C'est aujourd'hui que les juges de la nouvelle Cour suprême britannique, qui a vocation à remplacer la commission des "Law Lords", prêteront serment. Une étape-clé de la réforme constitutionnelle lancée par l'ex-Premier ministre Tony Blair.
AFP - La nouvelle Cour suprême britannique se substituera la semaine prochaine à l'antique commission des "Law Lords" comme plus haute juridiction d'appel, mettant fin à une bizarrerie constitutionnelle et apportant un souffle de modernité à une institution opaque.

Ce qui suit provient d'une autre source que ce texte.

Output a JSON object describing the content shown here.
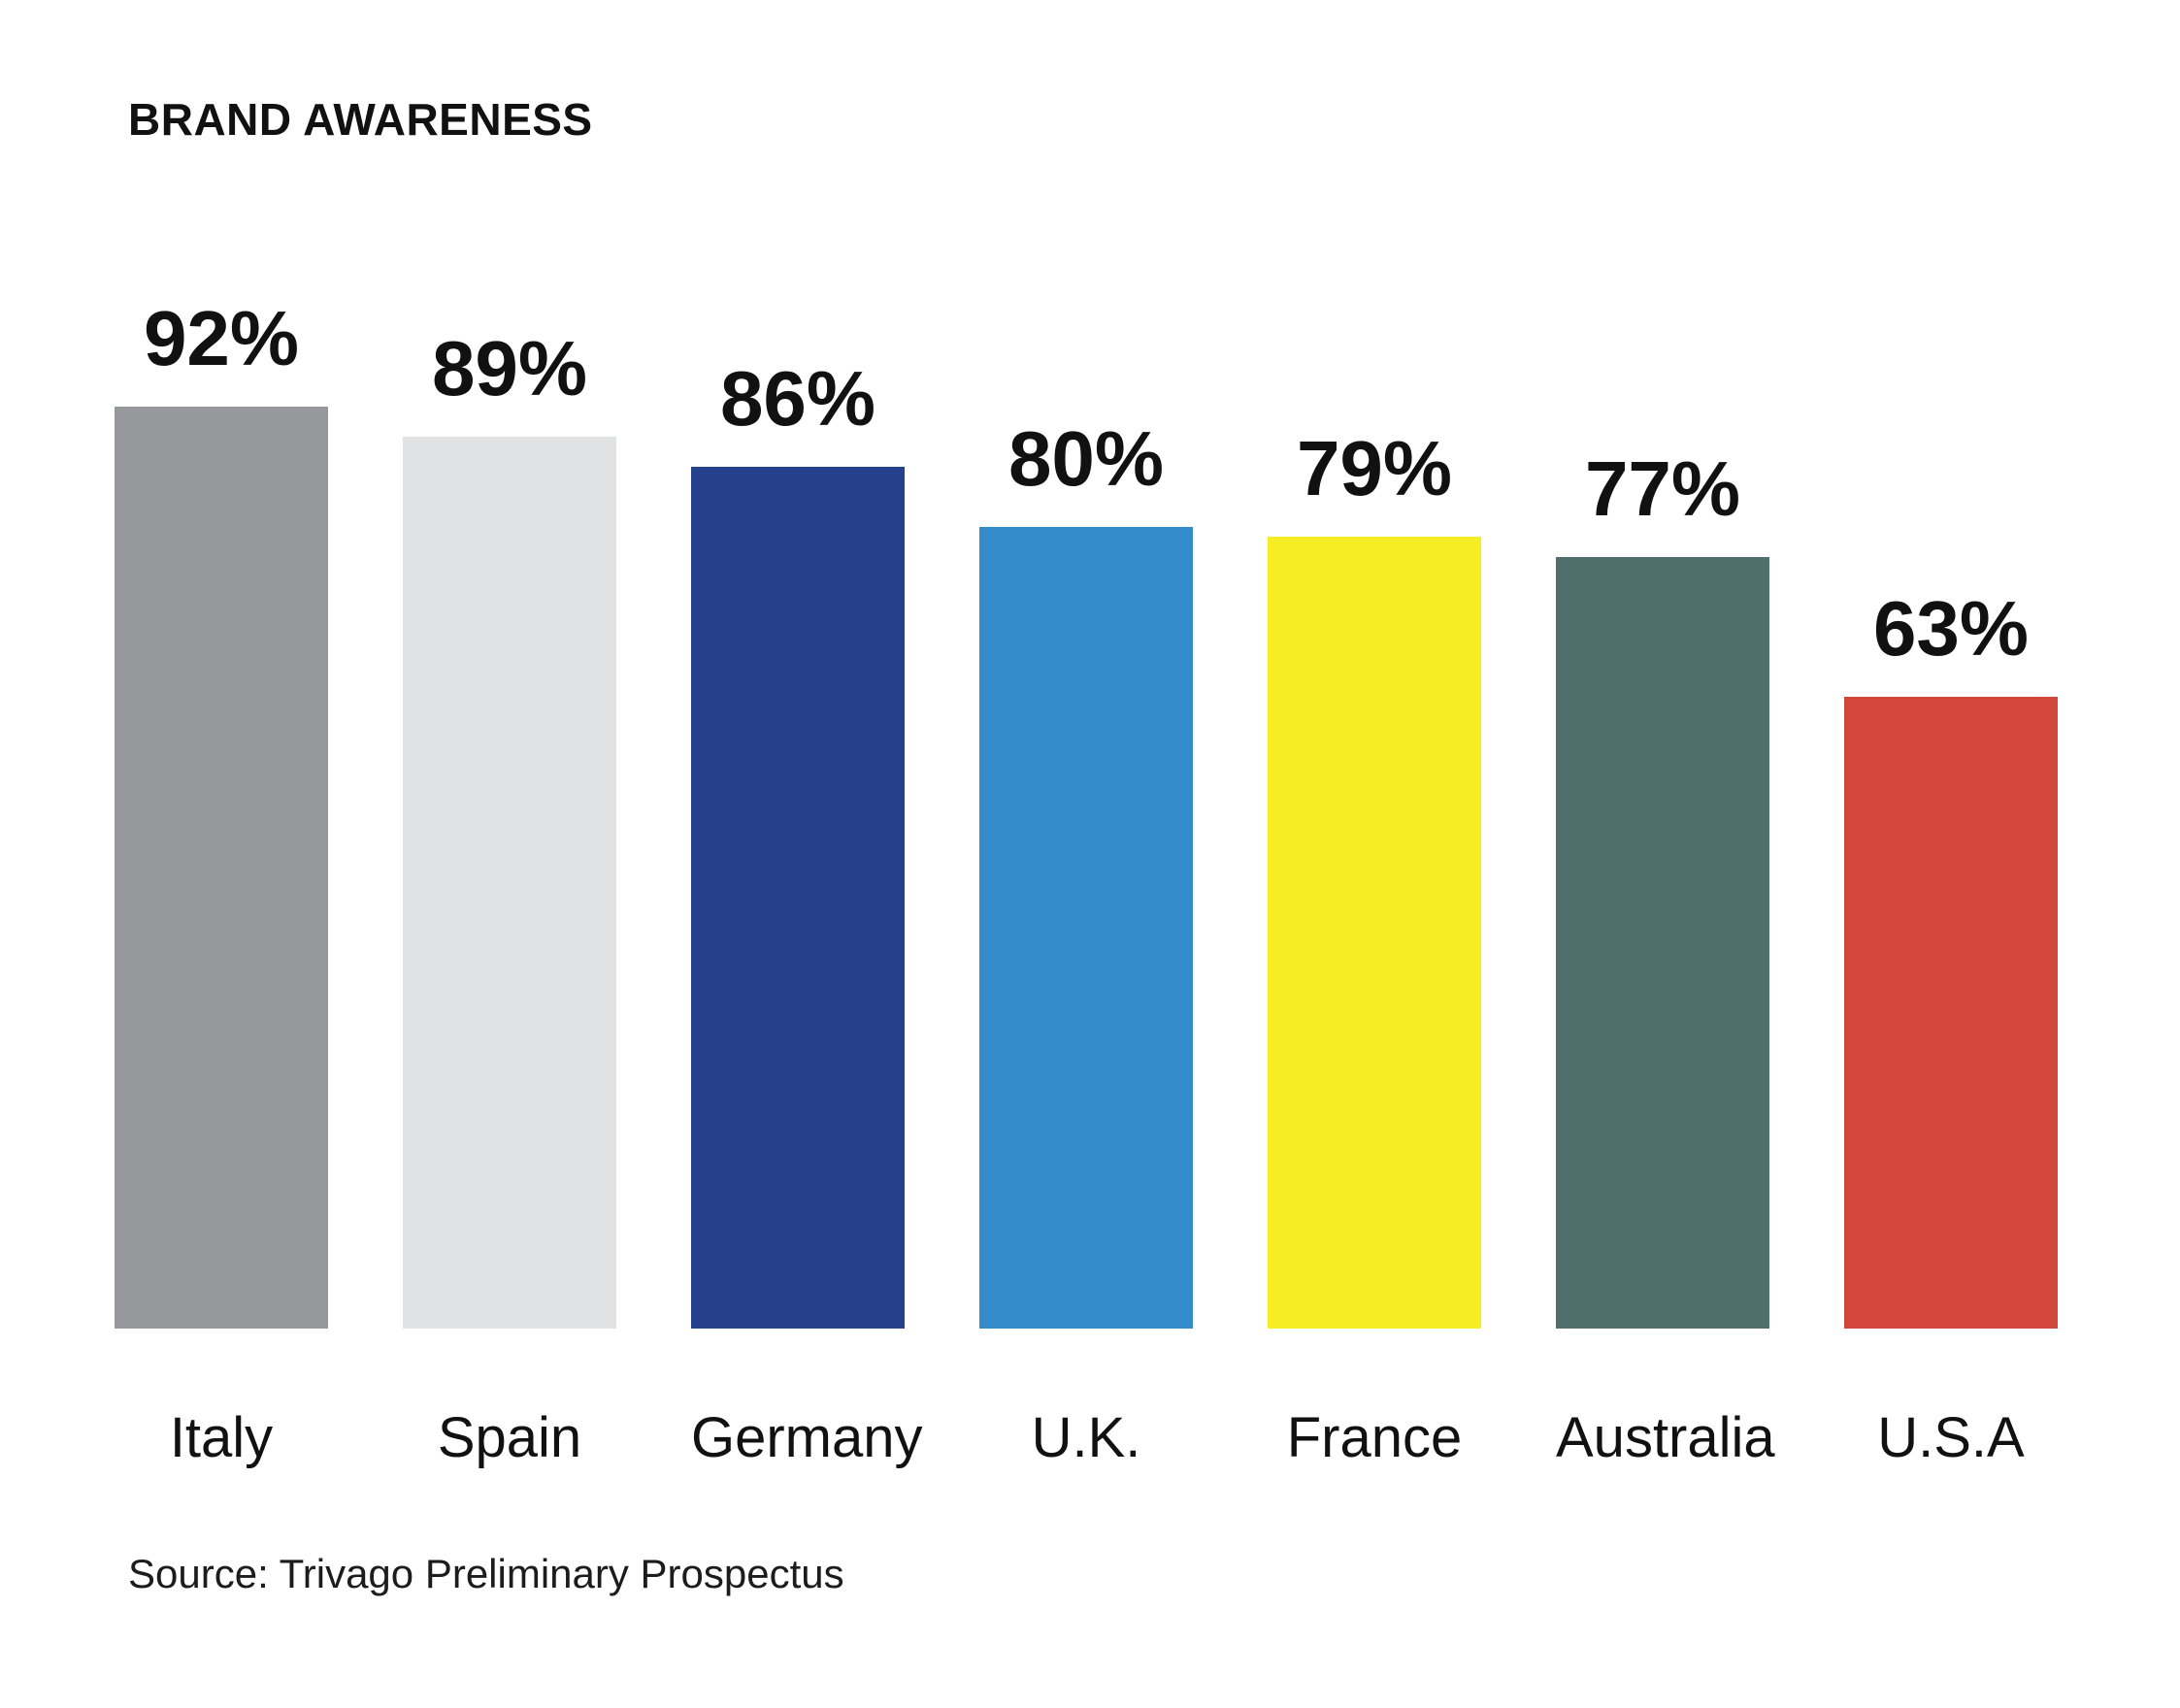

Lorsque la nouvelle Cour entrera officiellement en fonction, le 5 octobre, les 12 juges qui la composeront n'auront pas loin à aller: leurs nouveaux locaux sont situés dans un tribunal juste en face de la vénérable chambre des Lords où ils siègent actuellement.
Pour autant, l'ambiance devrait être à des années-lumières des dorures et des bancs de cuir rouge de la chambre des Lords, aux rangs souvent clairsemés et assoupis.
Les salles de la nouvelle Cour suprême sont modernes, lumineuses et spacieuses. Le public, qui sera autorisé à assister aux audiences, pourra admirer les tapis conçus par l'artiste Peter Blake, à l'origine notamment de la couverture du célèbre album des Beatles "Sgt. Pepper's Lonely Hearts Club Band". Coût total de l'opération: 56 millions de livres (60 millions d'euros).
Les caméras de télévision seront elles aussi autorisées, une innovation dans un système judiciaire habitué à fonctionner en vase clos. De quoi donner un souffle de modernité et de transparence à un système souvent considéré comme impénétrable aux yeux du grand public, tout en corrigeant une aberration de la Constitution.
"C'est surtout symbolique mais je crois qu'à défaut de réforme on pourrait dire: +comment est-ce possible qu'un pays ait une Cour suprême qui soit une partie du système législatif", explique Roger Smith, directeur d'une association militant pour l'amélioration du système juridique britannique.
Depuis 1876, la plus haute juridiction d'appel du pays était incarnée par les "Law Lords", une commission de la chambre haute du Parlement composée de 12 magistrats de haut rang. Ils avaient notamment décidé en dernière instance la libération du dictateur chilien Augusto Pinochet pour raisons médicales, en 2000.
Même si leur indépendance n'a jamais été vraiment remise en cause, plusieurs ministres et avocats réclamaient depuis plusieurs années une séparation plus nette des pouvoirs exécutif, législatif et judiciaire.
Cette réforme a été mise en oeuvre par les travaillistes sous Tony Blair, dans le cadre d'une réforme plus large de la constitution non-écrite du royaume qui s'est notamment traduite par l'octroi d'une plus grande autonomie à l'Irlande du Nord, l'Ecosse et au Pays de Galles, ainsi qu'une réduction du nombre de pairs héréditaires aux Lords.
Les 12 "Law Lords" qui vont constituer la nouvelle Cour suprême ont été reconduits, mais leurs successeurs seront nommés par une commission indépendante et ils ne seront pas membres de la chambre des Lords.
Avec des audiences publiques voire télévisées, la nouvelle Cour pourrait aussi contribuer à rapprocher le système judiciaire du grand public.
"Avec le temps, la cour va devoir expliquer sa façon de travailler et de penser de façon beaucoup plus publique que par le passé", relevait en juillet le quotidien The Guardian. "Petit à petit, les juges (...) vont devenir des personnages plus familiers aux yeux du public, ce qui ne peut être qu'une bonne chose pour la vie publique".